Research Nugget

Women’s Mobile Phone Ownership Matters for Health

Gender inequality is a pervasive societal challenge that affects far more areas of everyday life than most people realise. One research project, funded in part by the NRF, has revealed that this inequality even exists with mobile phone ownership, disproportionately affecting poor and rural women and impacting on issues related to healthcare. The results indicated that, among the effects of this inequality, is a negative impact on interventions designed to increase access to health information; improve patient-provider communication; influence the content and quality of health services received; and worsen health inequities of women and their families.

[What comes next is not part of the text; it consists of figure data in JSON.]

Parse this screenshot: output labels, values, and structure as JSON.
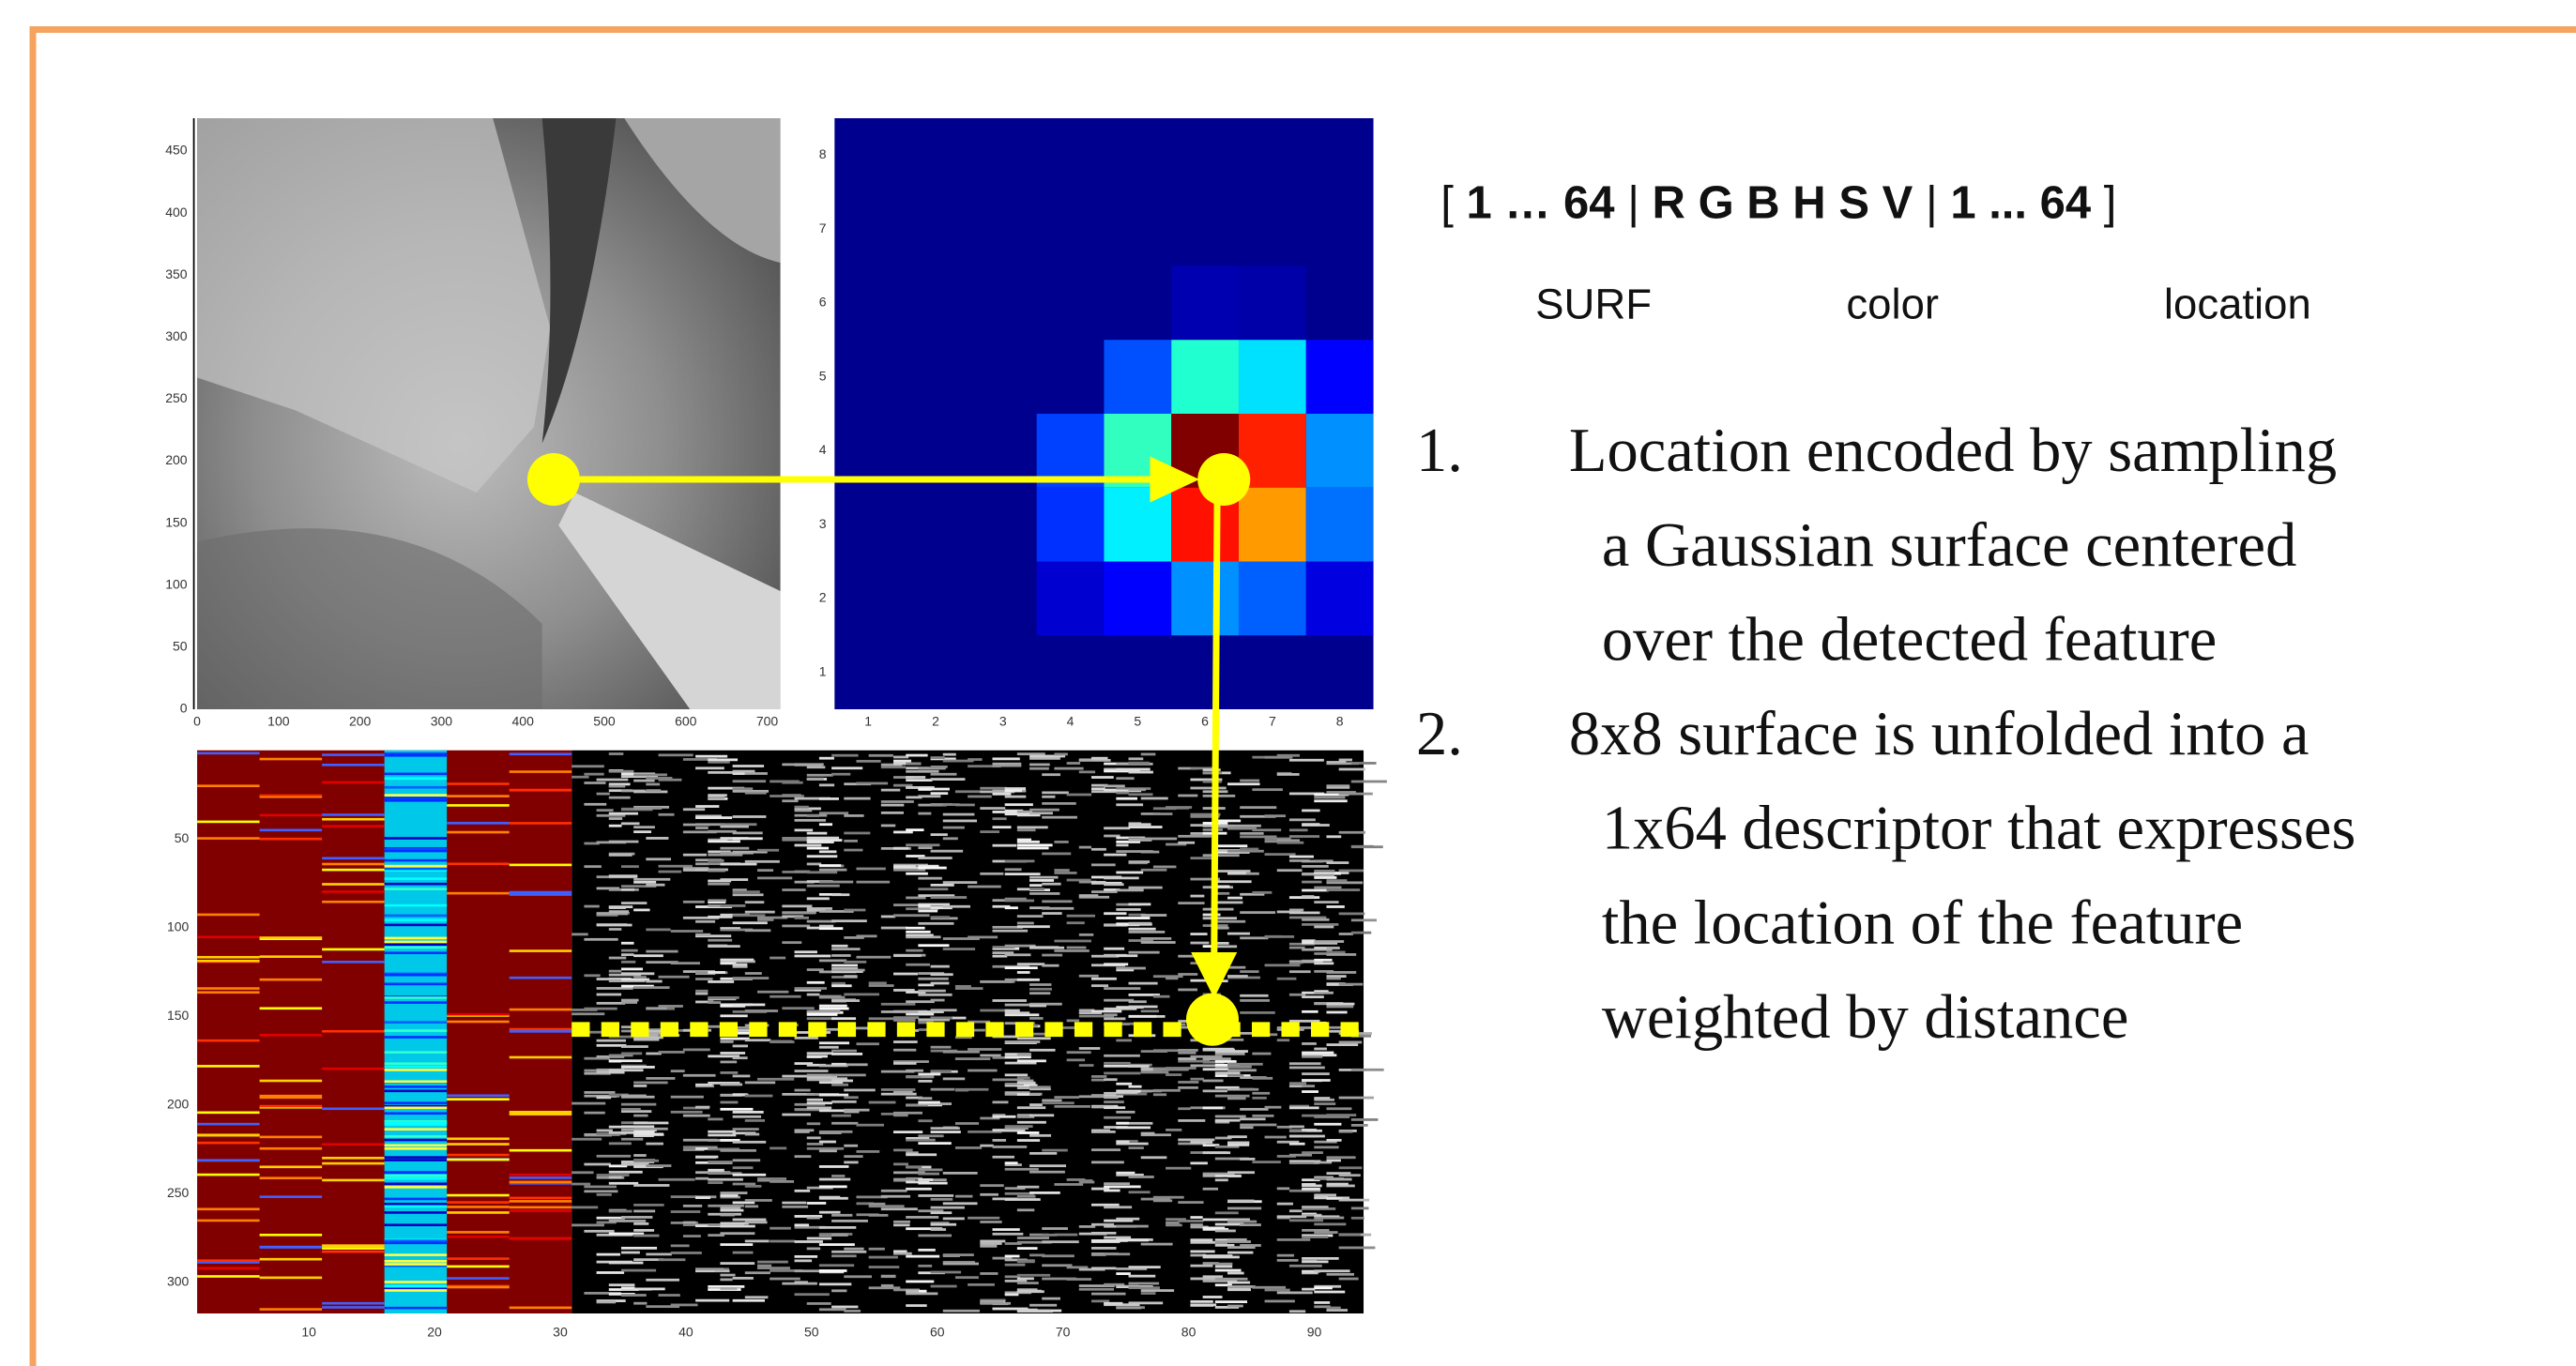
{
  "photo": {
    "yticks": [
      0,
      50,
      100,
      150,
      200,
      250,
      300,
      350,
      400,
      450
    ],
    "xticks": [
      0,
      100,
      200,
      300,
      400,
      500,
      600,
      700
    ]
  },
  "heatmap": {
    "yticks": [
      1,
      2,
      3,
      4,
      5,
      6,
      7,
      8
    ],
    "xticks": [
      1,
      2,
      3,
      4,
      5,
      6,
      7,
      8
    ]
  },
  "matrix": {
    "yticks": [
      50,
      100,
      150,
      200,
      250,
      300
    ],
    "xticks": [
      10,
      20,
      30,
      40,
      50,
      60,
      70,
      80,
      90
    ]
  },
  "descriptor": {
    "parts": [
      "[",
      "1 … 64",
      "|",
      "R G B H S V",
      "|",
      "1 ... 64",
      "]"
    ],
    "labels": [
      "SURF",
      "color",
      "location"
    ]
  },
  "list": [
    {
      "number": "1.",
      "lines": [
        "Location encoded by sampling",
        "a Gaussian surface centered",
        "over the detected feature"
      ]
    },
    {
      "number": "2.",
      "lines": [
        "8x8 surface is unfolded into a",
        "1x64 descriptor that expresses",
        "the location of the feature",
        "weighted by distance"
      ]
    }
  ]
}
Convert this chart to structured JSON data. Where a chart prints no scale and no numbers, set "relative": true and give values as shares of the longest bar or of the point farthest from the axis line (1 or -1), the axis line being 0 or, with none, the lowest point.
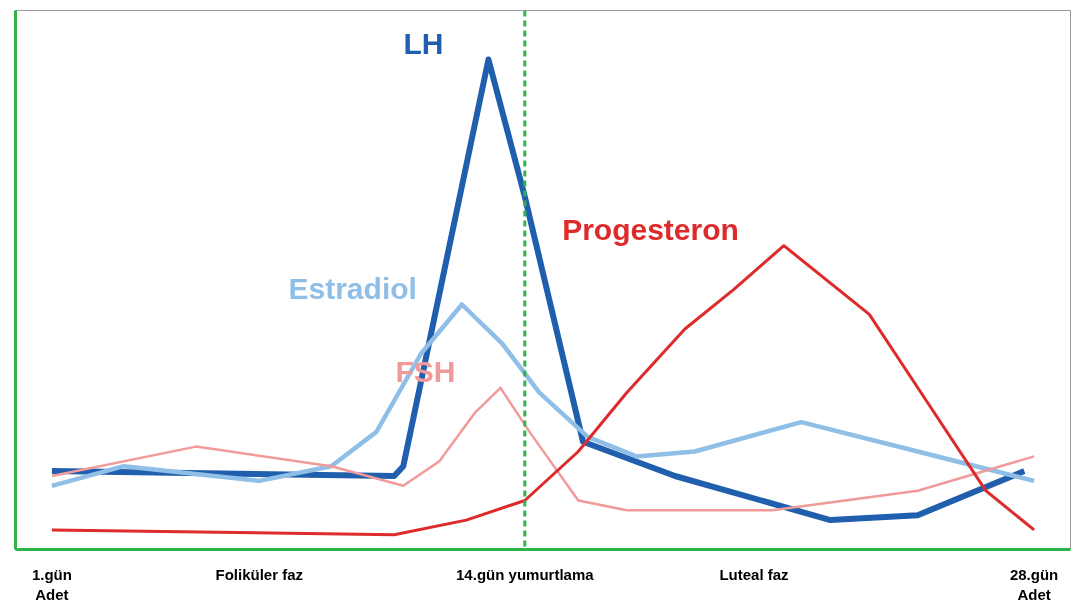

The research looked at the connection between phone ownership among women and care seeking and practices for reproductive maternal new-born and child health (RMNCH). The study analysed households and women’s access to phones and its effects on the RMNCH health outcomes in 15 countries, including South Africa, for which Demographic and Health Surveys data on phone ownership is available.

The study revealed that:

  • Gender gaps in mobile phone ownership vary, but can be significant, with less than half of women owning mobile phones in countries such as Ethiopia, Malawi, Pakistan and Uganda.
  • In 10 out of the 15 countries, rural women bear the brunt of the gender gap in mobile phone ownership much more than urban women. In addition, the gender gap in mobile phone ownership across income groups was significantly greater among poorer households than richer households
  • Female phone ownership was generally associated with increased uptake of some RMNCH interventions. Females who owned mobile phones had higher prospects of improved reproductive and maternal healthcare including demand satisfaction for family planning, early antenatal care, antenatal care visits at least four times (4+), tetanus immunisation during pregnancy, skilled birth attendance, postnatal care (maternal and child), versus those without.
  • In addition, among child health services, phone ownership among women was similarly associated with higher odds of postnatal care for newborns, vitamin A supplementation, and immunisations including tetanus and DTP3, measles and rotavirus. 

However, the research also highlighted a number of exceptions. For example, female mobile phone owners in the lowest income group were less likely to demand interventions such as family planning, immunisations for tetanus and DTP3, and vitamin A supplementation. The researchers argue that these findings are not surprising given that the programmes are often provided as part of campaigns or via community-based outreach, at little or no cost to users. In contrast, female phone owners in the higher income groups were more likely to receive interventions that require significant healthcare seeking such as antenatal care at least four times, skilled birth attendance and postnatal care for newborns, as compared with those in the low-income group.

The researchers suggest that further research and improvements in digital health metrics and data collection is needed to improve understanding of and devise strategies for addressing gaps in women’s ownership and use of mobile phones so that it effectively leads to improved utilisation of different RMNCH interventions.